Activity 1 — The Goldilocks Game
Pick three objects of different sizes or temperatures — three cups of water work well: cold, warm, hot. The child describes each: "This is too cold. This is too hot. This one is warm enough." Suits school-age kids and connects to a story most children know, so vocabulary lands in familiar ground.
Activity 2 — Can You? Can't You?
Ask yes/no questions; your child answers in a full sentence: "Can you touch the ceiling?" → "No, I'm not tall enough." "Can you carry these bags?" → "Yes, I'm strong enough." Move through the house. Ten exchanges: a solid short session, no preparation needed.
Activity 3 — Picture Sentences
Collect six simple pictures: a full glass, an empty plate, a tiny chair, a very large coat, a pile of coins, an empty piggy bank. The child writes one sentence per picture using too or enough. Sharing aloud makes correction natural — the image shows exactly where the error lies.
Tips for Parents and Teachers
Don't correct every error as it happens. When a child says "I am enough tired", let them finish, then model naturally: "Yes, you're too tired to stay up." Hearing the correct form in context beats a grammar note mid-sentence.
Watch the error pattern, not just one mistake. Children most often place enough before the adjective rather than after. A fridge note — "too + adjective / adjective + enough" — acts as a quiet reminder without turning every conversation into a lesson.
For families teaching too and enough for kids multilingually: Spanish demasiado and French trop both precede the adjective, as English too does — that half is already familiar. Enough is trickier: in most European languages its equivalent precedes the adjective rather than following it. LearnLink tutors address that gap, matching explanation to each child's linguistic background.
For more in-depth resources, see Wikipedia — English Grammar and Cambridge Dictionary.
Frequently Asked Questions
At What Age Should Children Learn "Too" and "Enough" in English?
Most children are ready around school age, once they know basic adjectives and sentence patterns. Children aged 5–6 absorb too and enough through stories and daily conversation before any formal explanation. Teaching too and enough for kids works best after natural exposure in real situations — not as an isolated grammar lesson.
What Is the Most Common Mistake Children Make with "Enough"?
Placing enough before the adjective instead of after: "enough big" rather than "big enough." This transfer error comes from languages that put degree words before the adjective.

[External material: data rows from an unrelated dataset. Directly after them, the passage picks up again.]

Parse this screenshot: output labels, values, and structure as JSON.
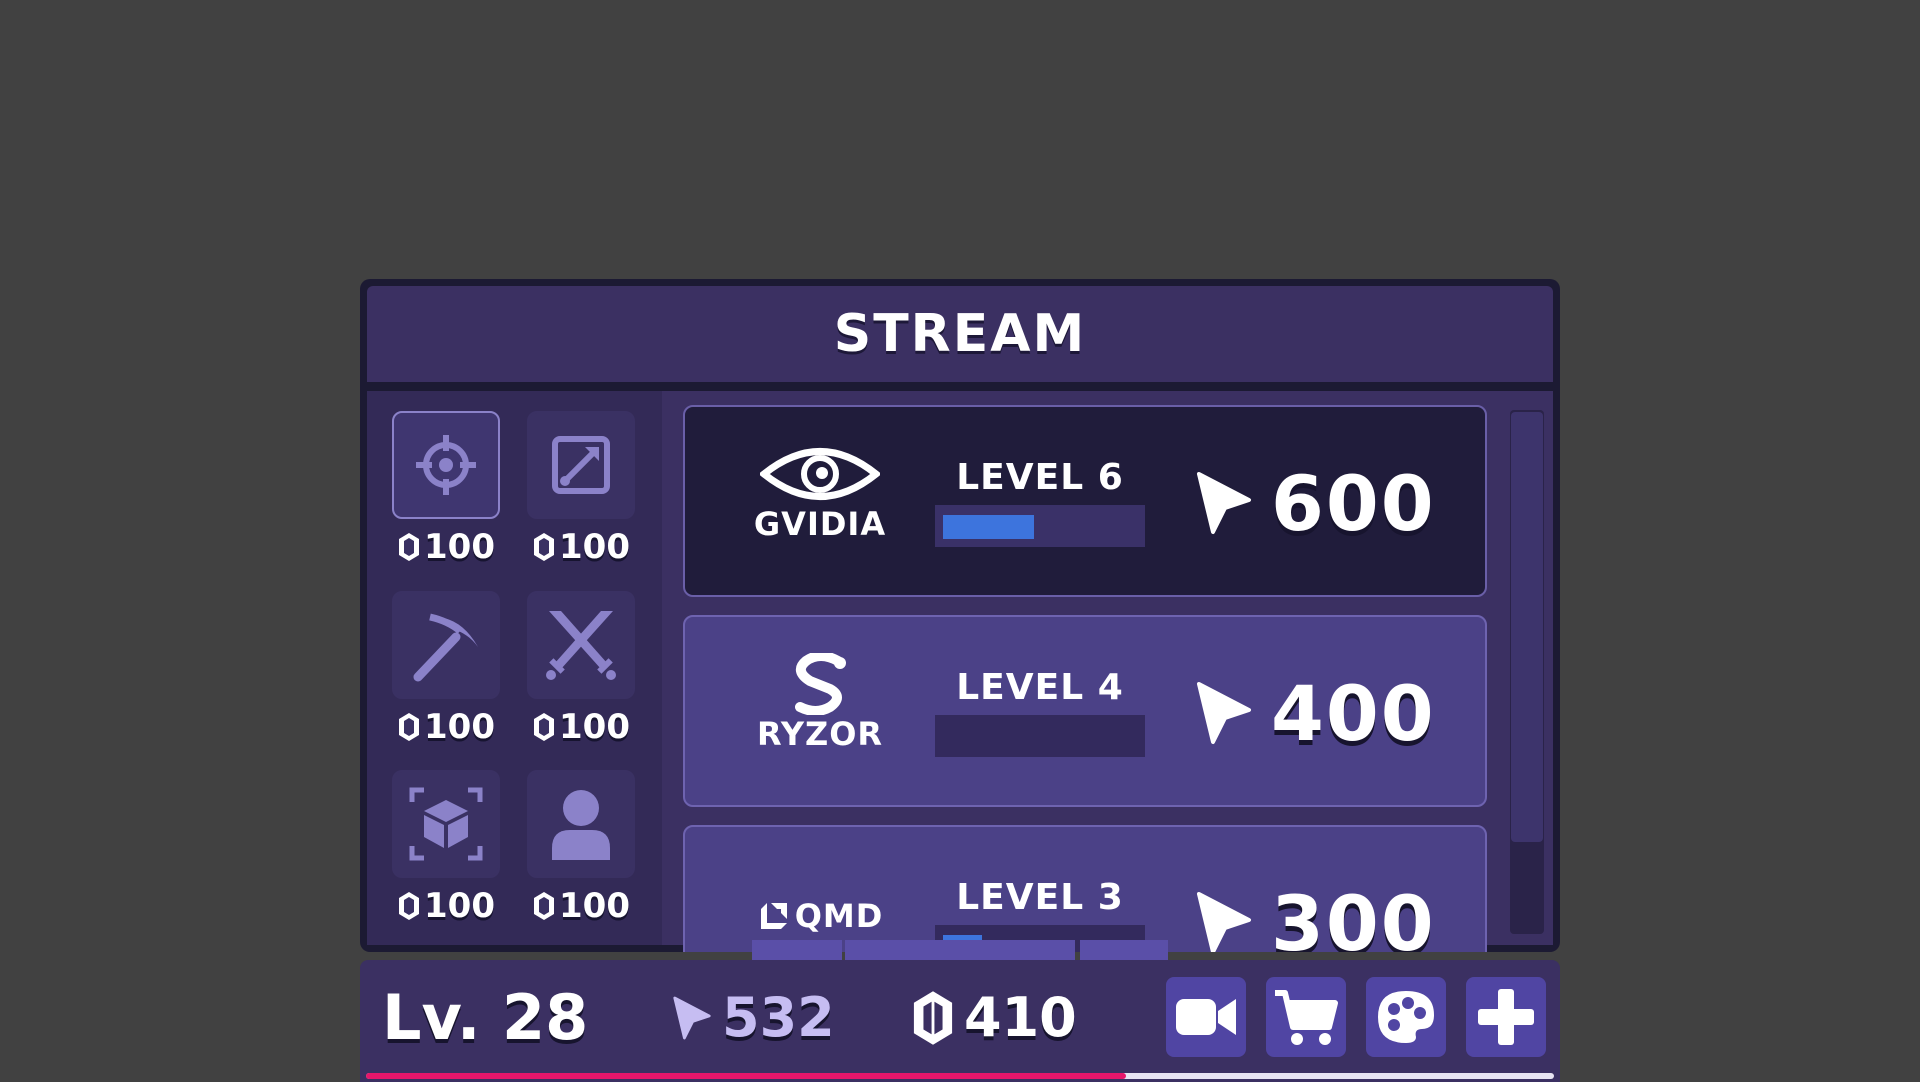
{
  "window": {
    "title": "STREAM"
  },
  "upgrades": [
    {
      "icon": "crosshair-icon",
      "cost": "100",
      "selected": true
    },
    {
      "icon": "resize-icon",
      "cost": "100",
      "selected": false
    },
    {
      "icon": "pickaxe-icon",
      "cost": "100",
      "selected": false
    },
    {
      "icon": "crossed-swords-icon",
      "cost": "100",
      "selected": false
    },
    {
      "icon": "cube-icon",
      "cost": "100",
      "selected": false
    },
    {
      "icon": "user-icon",
      "cost": "100",
      "selected": false
    }
  ],
  "sponsors": [
    {
      "name": "GVIDIA",
      "level": "LEVEL 6",
      "progress": 0.47,
      "earnings": "600",
      "active": true
    },
    {
      "name": "RYZOR",
      "level": "LEVEL 4",
      "progress": 0.0,
      "earnings": "400",
      "active": false
    },
    {
      "name": "QMD",
      "level": "LEVEL 3",
      "progress": 0.2,
      "earnings": "300",
      "active": false
    }
  ],
  "player": {
    "level": "Lv. 28",
    "clicks": "532",
    "gems": "410",
    "xp_progress": 0.64
  },
  "toolbar": {
    "buttons": [
      "video-camera-icon",
      "cart-icon",
      "palette-icon",
      "plus-icon"
    ]
  },
  "colors": {
    "accent": "#5045a3",
    "xp_bar": "#e6166b",
    "progress": "#3d74dd",
    "clicks_text": "#c6bdf2"
  }
}
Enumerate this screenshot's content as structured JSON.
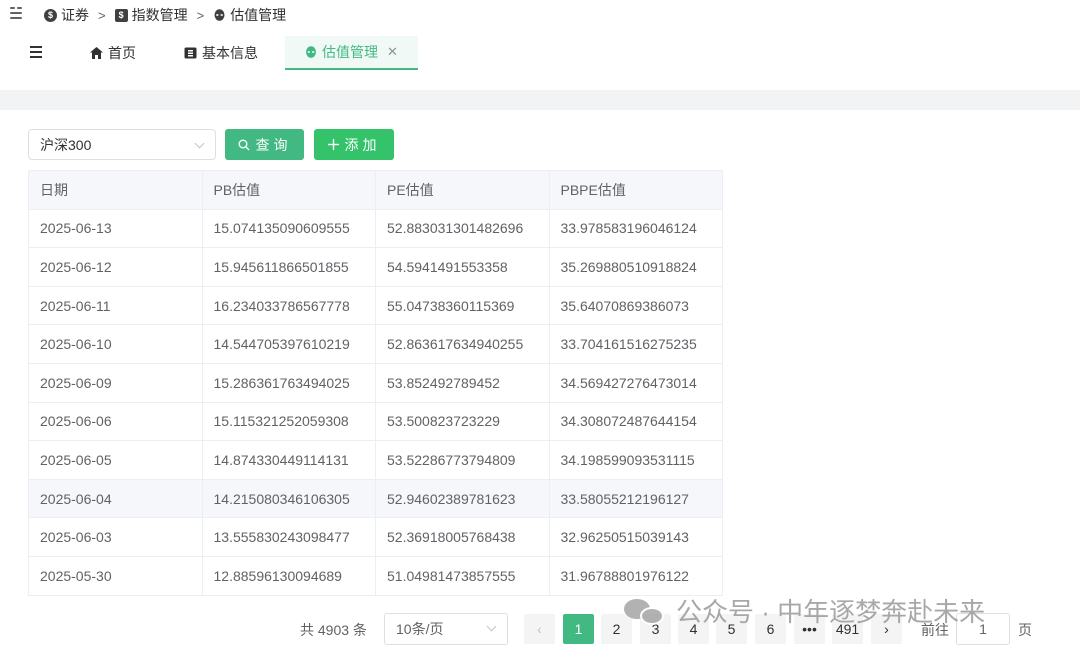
{
  "breadcrumb": [
    {
      "label": "证券",
      "icon": "coin-icon"
    },
    {
      "label": "指数管理",
      "icon": "dollar-square-icon"
    },
    {
      "label": "估值管理",
      "icon": "alien-icon"
    }
  ],
  "tabs": [
    {
      "label": "首页",
      "icon": "home-icon"
    },
    {
      "label": "基本信息",
      "icon": "info-card-icon"
    },
    {
      "label": "估值管理",
      "icon": "alien-icon",
      "active": true,
      "closable": true
    }
  ],
  "toolbar": {
    "index_select_value": "沪深300",
    "query_label": "查询",
    "add_label": "添加"
  },
  "table": {
    "columns": [
      "日期",
      "PB估值",
      "PE估值",
      "PBPE估值"
    ],
    "rows": [
      [
        "2025-06-13",
        "15.074135090609555",
        "52.883031301482696",
        "33.978583196046124"
      ],
      [
        "2025-06-12",
        "15.945611866501855",
        "54.5941491553358",
        "35.269880510918824"
      ],
      [
        "2025-06-11",
        "16.234033786567778",
        "55.04738360115369",
        "35.64070869386073"
      ],
      [
        "2025-06-10",
        "14.544705397610219",
        "52.863617634940255",
        "33.704161516275235"
      ],
      [
        "2025-06-09",
        "15.286361763494025",
        "53.852492789452",
        "34.569427276473014"
      ],
      [
        "2025-06-06",
        "15.115321252059308",
        "53.500823723229",
        "34.308072487644154"
      ],
      [
        "2025-06-05",
        "14.874330449114131",
        "53.52286773794809",
        "34.198599093531115"
      ],
      [
        "2025-06-04",
        "14.215080346106305",
        "52.94602389781623",
        "33.58055212196127"
      ],
      [
        "2025-06-03",
        "13.555830243098477",
        "52.36918005768438",
        "32.96250515039143"
      ],
      [
        "2025-05-30",
        "12.88596130094689",
        "51.04981473857555",
        "31.96788801976122"
      ]
    ]
  },
  "pagination": {
    "total_text": "共 4903 条",
    "page_size": "10条/页",
    "pages": [
      "1",
      "2",
      "3",
      "4",
      "5",
      "6",
      "•••",
      "491"
    ],
    "goto_label": "前往",
    "goto_value": "1",
    "goto_suffix": "页"
  },
  "watermark": {
    "text": "公众号 · 中年逐梦奔赴未来"
  },
  "colors": {
    "primary": "#42b983",
    "add": "#34c36a",
    "border": "#ebeef5"
  }
}
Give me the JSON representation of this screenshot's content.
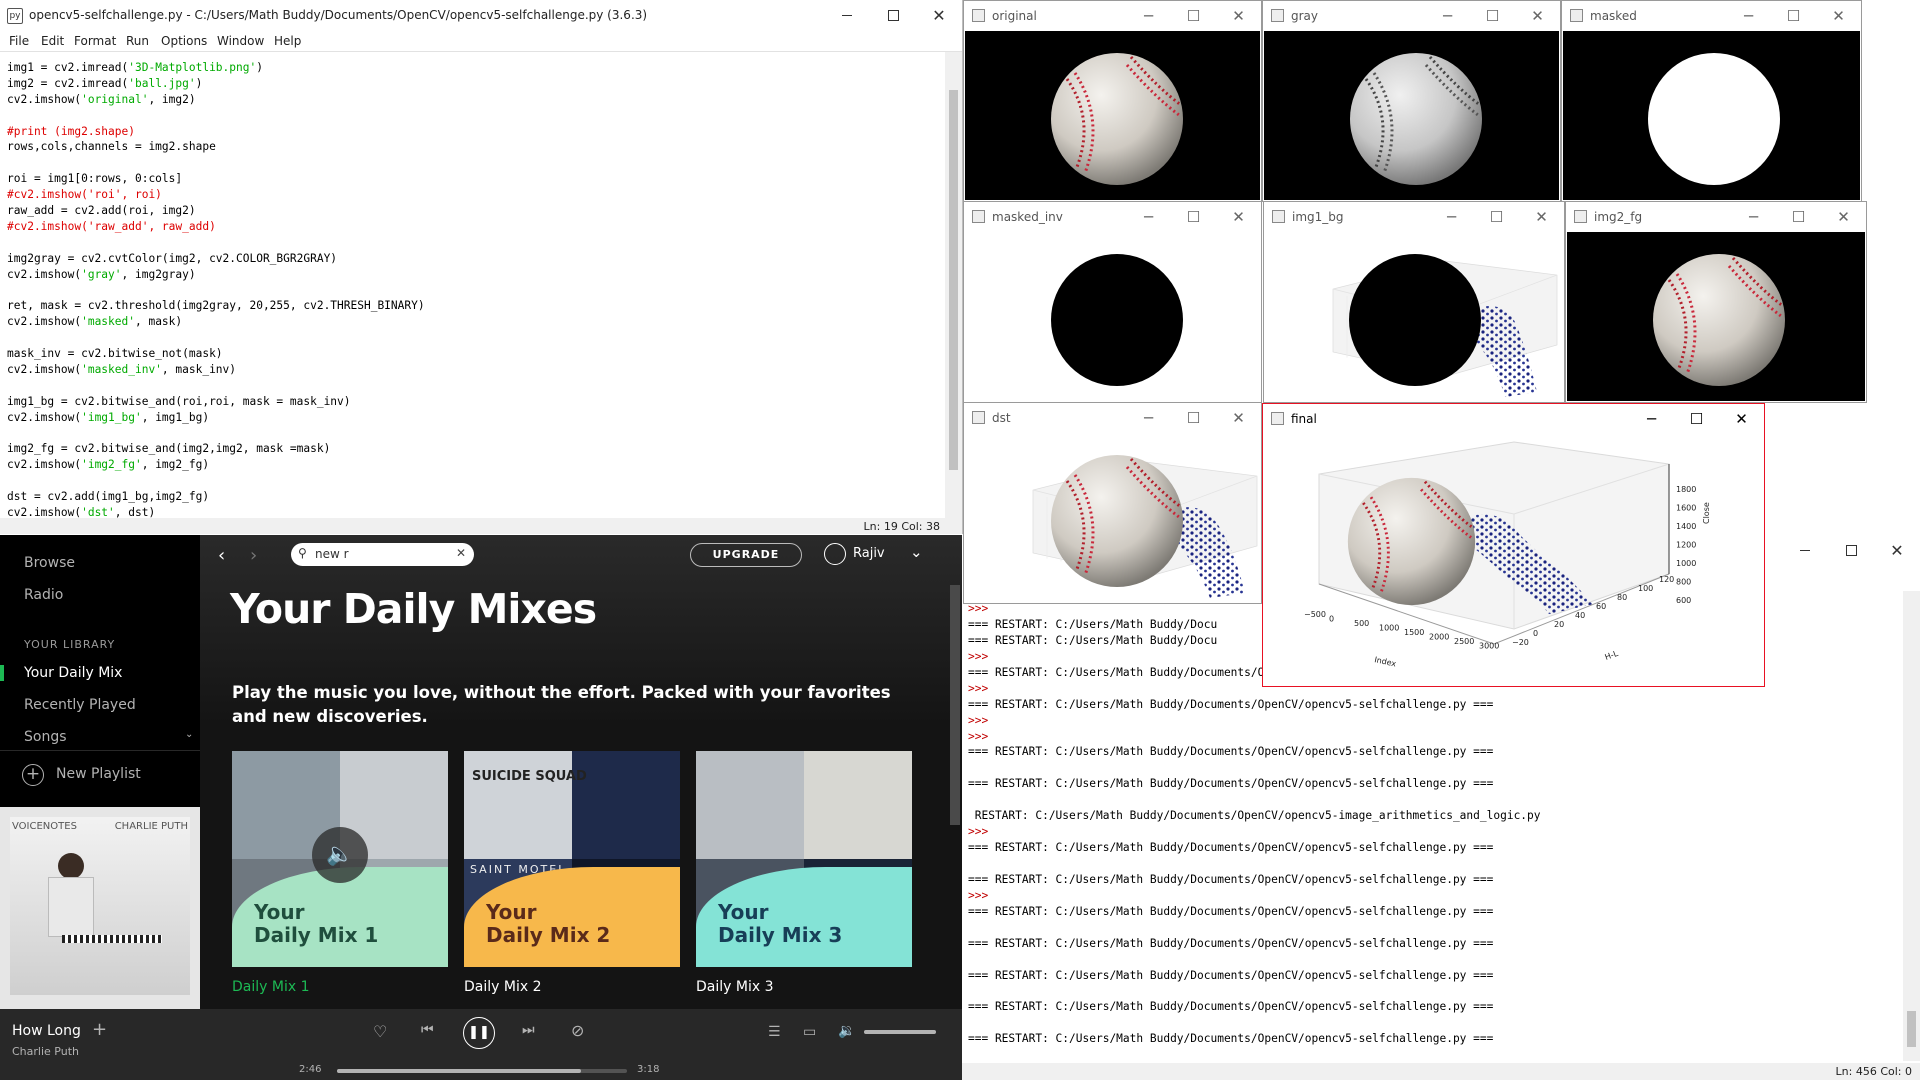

Spoken physical examples — "Are you tall enough? Strong enough? Fast enough?" — correct it faster than written exercises. Five to ten spoken sentences per session reinforces the pattern without making it feel like a chore.
How Is "Too" Different from "Very"?
Very intensifies without implying a problem: "The film is long." Too signals a difficulty: "The film is too long — we can't finish it tonight." Quick test for children: add "to do something" after the adjective. "Too long to finish" fits naturally — choose too. Doesn't fit? Use very.
Can "Too" Ever Have a Positive Meaning?
In informal speech, yes: "You're too kind!" or "That's too good to be true." In most school-age sentences, too signals a negative — something more than wanted or possible. Teach it as a problem word first; once the rule is secure, positive exceptions are easy to explain and children recognise them from context.